Concepts such as innovation, business idea, material resources or cost estimates are no longer new to the 250 participants in the training that ENGIM organised in the framework of the project “Limiting the Impact of COVID-19. A 3x6 Approach”, supported by the Government of Japan and partially funded by UNDP Guinea-Bissau through the project “Blue Economy as a Catalyst to Green Recovery”. The training is framed within the second phase of an intervention which aims to support livelihood diversification and employment in a neighbourhood heavily affected by the consequences of the COVID-19 pandemic.
With a view to providing business advice and technical support to entrepreneurs and to guide their choices ensuring viability, 10 facilitators were responsible for addressing business and market-related content. 34-year-old Neuza Nancassa Mendonça was one of them. She holds a degree in Finance and Accounting, and she was trained by ENGIM on Managing and Planning Business Idea. “At the beginning we did a market study in three main sectors: agriculture, fishing, and transport. We worked on the ground with different entrepreneurs to find out how their business were actually working in a real context in Bissau, so during the training we used the examples from them to orientate the trainees and better lead them to their business ideas”, she explains.
Now the training is over and once the businesses are up and running, Neuza and her colleagues will accompany a set of 30 entrepreneurs each. The idea is that beneficiaries such as Laura or Suncar receive guidance and follow-up for the start-up of their micro-enterprises. Like most of the participants in the project, they both are vulnerable people with a complicated personal context for whom the project is providing an opportunity to learn and start from scratch. The profile of young people without a job and without the financial possibility to continue studying before the start of the project is a constant and this is also the case for Laura José Siga. She is 20 years old and lives in Plubá with her older sisters. Her family’s financial situation prevented her from attending university once she finished high school, so her dream of becoming a teacher was temporarily put on hold.

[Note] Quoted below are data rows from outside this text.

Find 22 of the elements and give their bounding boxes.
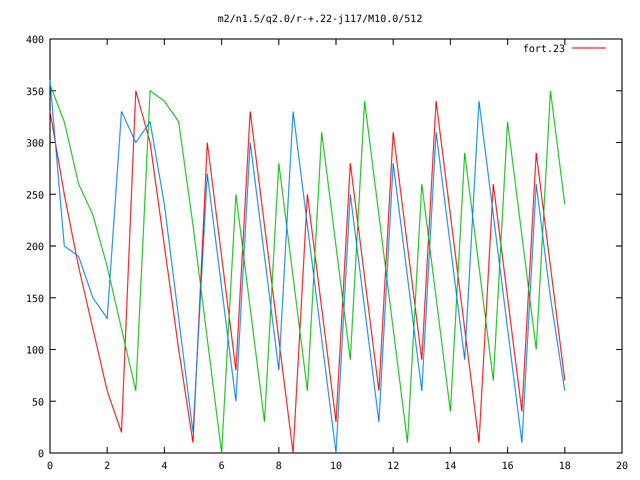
x-tick-label: 6 xyxy=(218,461,225,472)
x-tick-label: 16 xyxy=(502,461,514,472)
chart-title: m2/n1.5/q2.0/r-+.22-j117/M10.0/512 xyxy=(218,14,422,25)
x-tick-label: 4 xyxy=(161,461,168,472)
x-tick-label: 0 xyxy=(46,461,54,472)
x-tick-label: 8 xyxy=(276,461,282,472)
x-tick-label: 10 xyxy=(330,461,342,472)
x-tick-label: 20 xyxy=(616,461,628,472)
y-tick-label: 400 xyxy=(26,35,44,46)
y-tick-label: 150 xyxy=(26,294,44,305)
y-tick-label: 350 xyxy=(26,86,44,98)
x-tick-label: 14 xyxy=(444,461,456,472)
x-tick-label: 12 xyxy=(387,461,400,472)
y-tick-label: 100 xyxy=(26,346,44,356)
legend-label: fort.23 xyxy=(522,44,565,55)
y-tick-label: 300 xyxy=(26,138,44,150)
y-tick-label: 200 xyxy=(26,242,44,253)
y-tick-label: 0 xyxy=(38,449,44,460)
y-tick-label: 50 xyxy=(32,397,44,408)
y-tick-label: 250 xyxy=(26,190,44,202)
x-tick-label: 2 xyxy=(104,461,110,472)
x-tick-label: 18 xyxy=(558,461,571,472)
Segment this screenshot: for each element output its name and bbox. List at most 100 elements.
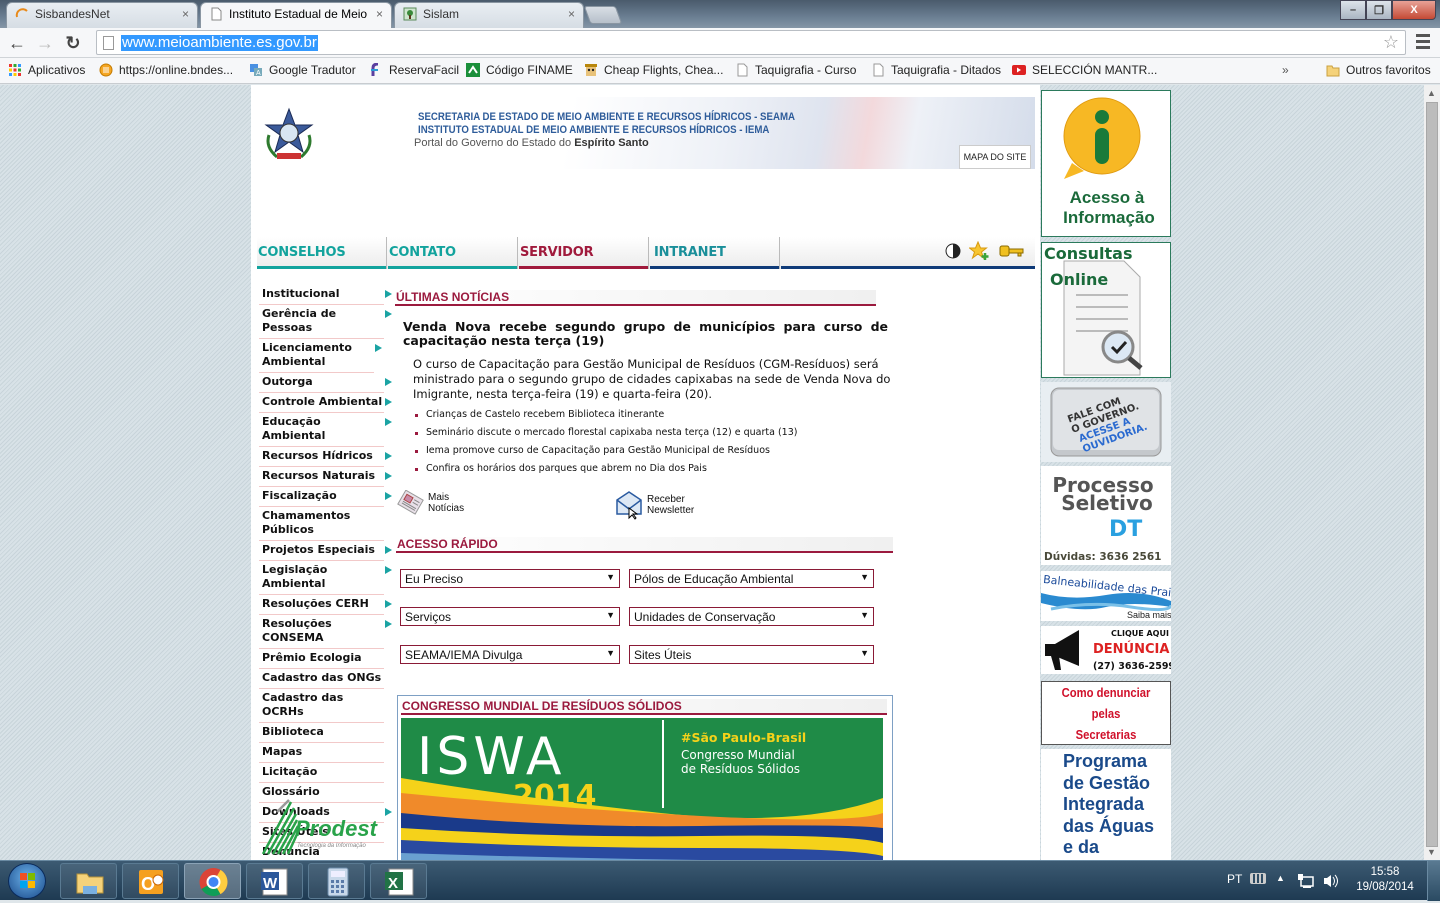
sidebar-item[interactable]: Resoluções CONSEMA (259, 615, 392, 649)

“A friend passed me the information about the project and now it can help me out of need and not to depend economically on anyone”, she says. Her business idea is to buy and sell fish and chicken, “because in my community it is not easy to find these products because it is a bit far away, and this will make it easier for people to buy”. This is one of the 11 business related to the blue economy to emerge at this stage of the project, and to take it forward she will put into practice all the theoretical knowledge she gained during the training. “Most of the trainees arrived without understanding the difference between entrepreneurship and trading and without differentiating between expenses and income. But they eventually managed to follow the lessons, to do the exercises and activities at home and with the group”, Neuza explains.
Often the success of a business depends on the community in which it is established and that is the reason why Suncar Nhanrú, 28-year-old from QG neighbourhood, chose a bakery as her business idea. “There is not any bakery in my area and people need bread”. Three new bakeries in three different communities will be opening in Bissau in the framework of the project, but the most common business ideas identified during the training have been sale of groceries, sale of clothes, sale of fish and processing of natural products. These small enterprises will help many families cope with the economic ravages of the pandemic. “If each of us manages to employ two or three people in the long-term, we will be contributing to poverty alleviation and it will help reduce crime in the neighbourhoods”, Suncar reflects. Her expectations for the future are to keep working in the business that is starting up so that one day she will be able to continue her studies. As in Laura's case, financial difficulties thwarted her ambition to go to university. “I have been inactive for three years and this project came at a great moment, it encouraged me a lot. I don’t want to stop; I want to move forward”.
In the coming months, the livelihood diversification that will allow people like Laura and Suncar to continue moving forward will become a reality and the green economic recovery that UNDP Guinea-Bissau aims to achieve in the country will be a step closer.